[Photo by Bruce Aydelotte

Above is a picture of John Lettiere, whose passing I wrote about in the previous post on this site.

It makes me smile, mainly because of the intent look on John’s face — which usually meant he was about to say something outrageous or funny or wise, and often all three at once.

To a friend from the old Dylan newsgroup where I first encountered John I wrote:

John was a quintessentially American type — a gentleman and a scholar
who looked and behaved and talked like a common longshoreman.  No other
nation on earth could have produced a man like him — a kind of
Whitmanesque ideal.

John was laid to rest earlier today.  Peter Stone Brown read some words over him and sang “I Shall Be Released”.  In life, John would have said, “Fuck that shit,” but I suspect he would have been touched as well.

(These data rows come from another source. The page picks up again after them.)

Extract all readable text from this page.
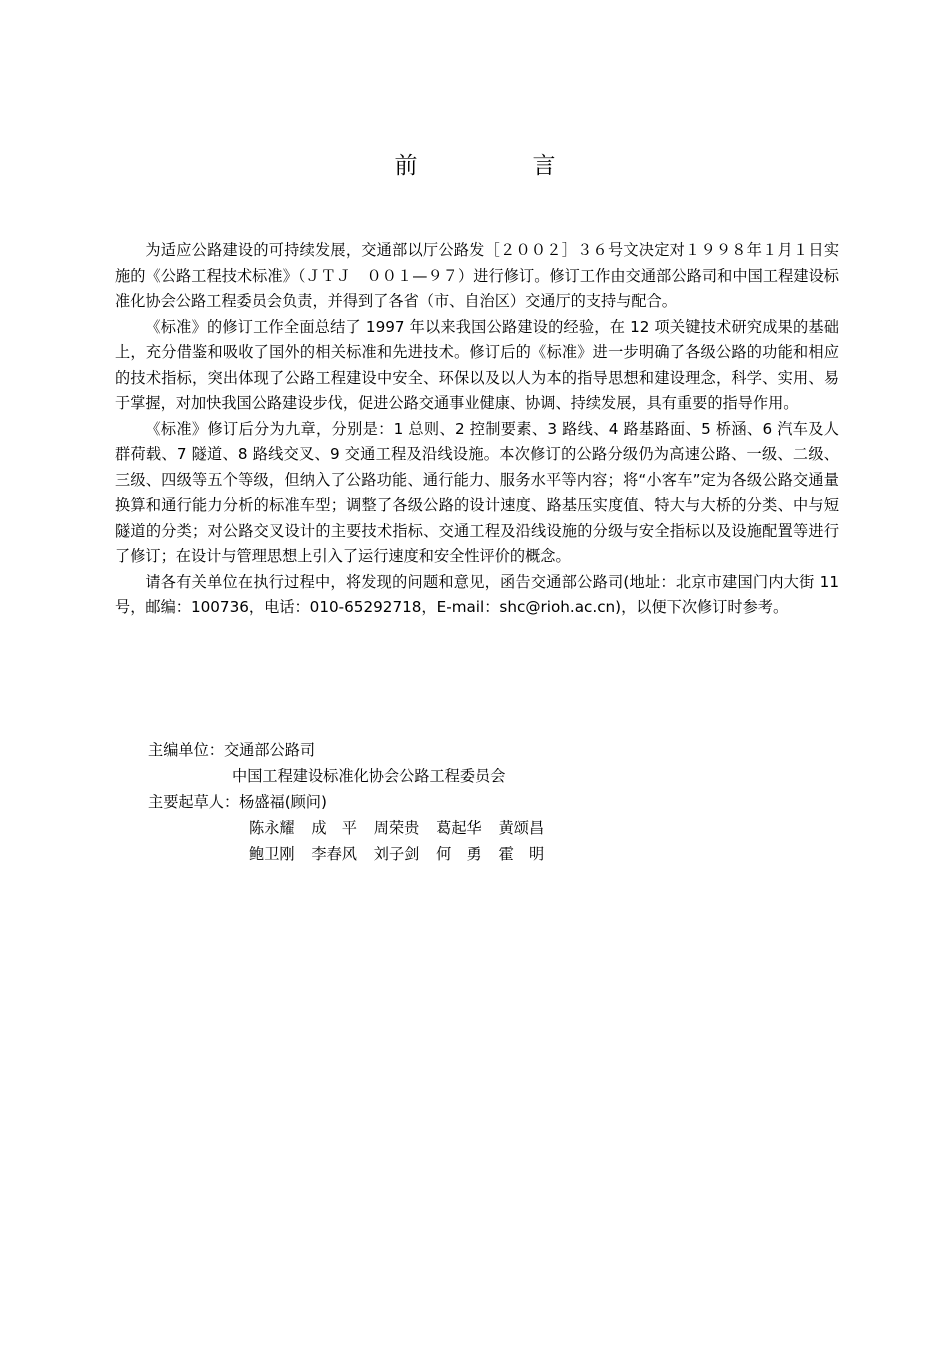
前　言

为适应公路建设的可持续发展，交通部以厅公路发［２００２］３６号文决定对１９９８年１月１日实施的《公路工程技术标准》（ＪＴＪ　００１—９７）进行修订。修订工作由交通部公路司和中国工程建设标准化协会公路工程委员会负责，并得到了各省（市、自治区）交通厅的支持与配合。

《标准》的修订工作全面总结了 1997 年以来我国公路建设的经验，在 12 项关键技术研究成果的基础上，充分借鉴和吸收了国外的相关标准和先进技术。修订后的《标准》进一步明确了各级公路的功能和相应的技术指标，突出体现了公路工程建设中安全、环保以及以人为本的指导思想和建设理念，科学、实用、易于掌握，对加快我国公路建设步伐，促进公路交通事业健康、协调、持续发展，具有重要的指导作用。

《标准》修订后分为九章，分别是：1 总则、2 控制要素、3 路线、4 路基路面、5 桥涵、6 汽车及人群荷载、7 隧道、8 路线交叉、9 交通工程及沿线设施。本次修订的公路分级仍为高速公路、一级、二级、三级、四级等五个等级，但纳入了公路功能、通行能力、服务水平等内容；将“小客车”定为各级公路交通量换算和通行能力分析的标准车型；调整了各级公路的设计速度、路基压实度值、特大与大桥的分类、中与短隧道的分类；对公路交叉设计的主要技术指标、交通工程及沿线设施的分级与安全指标以及设施配置等进行了修订；在设计与管理思想上引入了运行速度和安全性评价的概念。

请各有关单位在执行过程中，将发现的问题和意见，函告交通部公路司(地址：北京市建国门内大街 11 号，邮编：100736，电话：010-65292718，E-mail：shc@rioh.ac.cn)，以便下次修订时参考。

主编单位：交通部公路司
中国工程建设标准化协会公路工程委员会
主要起草人：杨盛福(顾问)
陈永耀 成　平 周荣贵 葛起华 黄颂昌
鲍卫刚 李春风 刘子剑 何　勇 霍　明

John was a big Dylan fan but he hated Dylan’s Christmas album and thought that those of us who loved it had taken leave of our senses.  It occurs to me that I’m never going to be able to listen to it again without hearing John’s voice in the back of my mind — “You’ve gotta fucking be kidding me!”  That will be part of Christmas for me, too.


  1. Lloyd:
    Thanks for the picture. Pure John L.
    The memorial, a true celebration of John's life, was no cookie cutter deal. Peter read both your original blog and his own original tribute—UNEDITED AND UNCENSORED!!! 😉 John's oldest nephew Anthony delivered a tribute which highlighted John's passion for life. Peter returned to sing a very poignant “I Shall Be Released”.
    I have to say the service was unique and truly an honest portrait of a very unique and honest individual.
    My main thought driving from Long Island to Westchester yesterday was that John was one of those few people you meet in life who is impossible to think of in the past tense. I could hear his voice throughout the entire day.
    FUCK, John, we'll never see another like ye.
    Rest in peace, old friend.
    Paul Pearson

  2. Paul, thanks so much for this report of John's memorial service. I wish I could have been there, and I'm glad you were, since I feel you were sort of representing those of us in the old New York gang who couldn't be. The world is certainly a lot less interesting without John in it.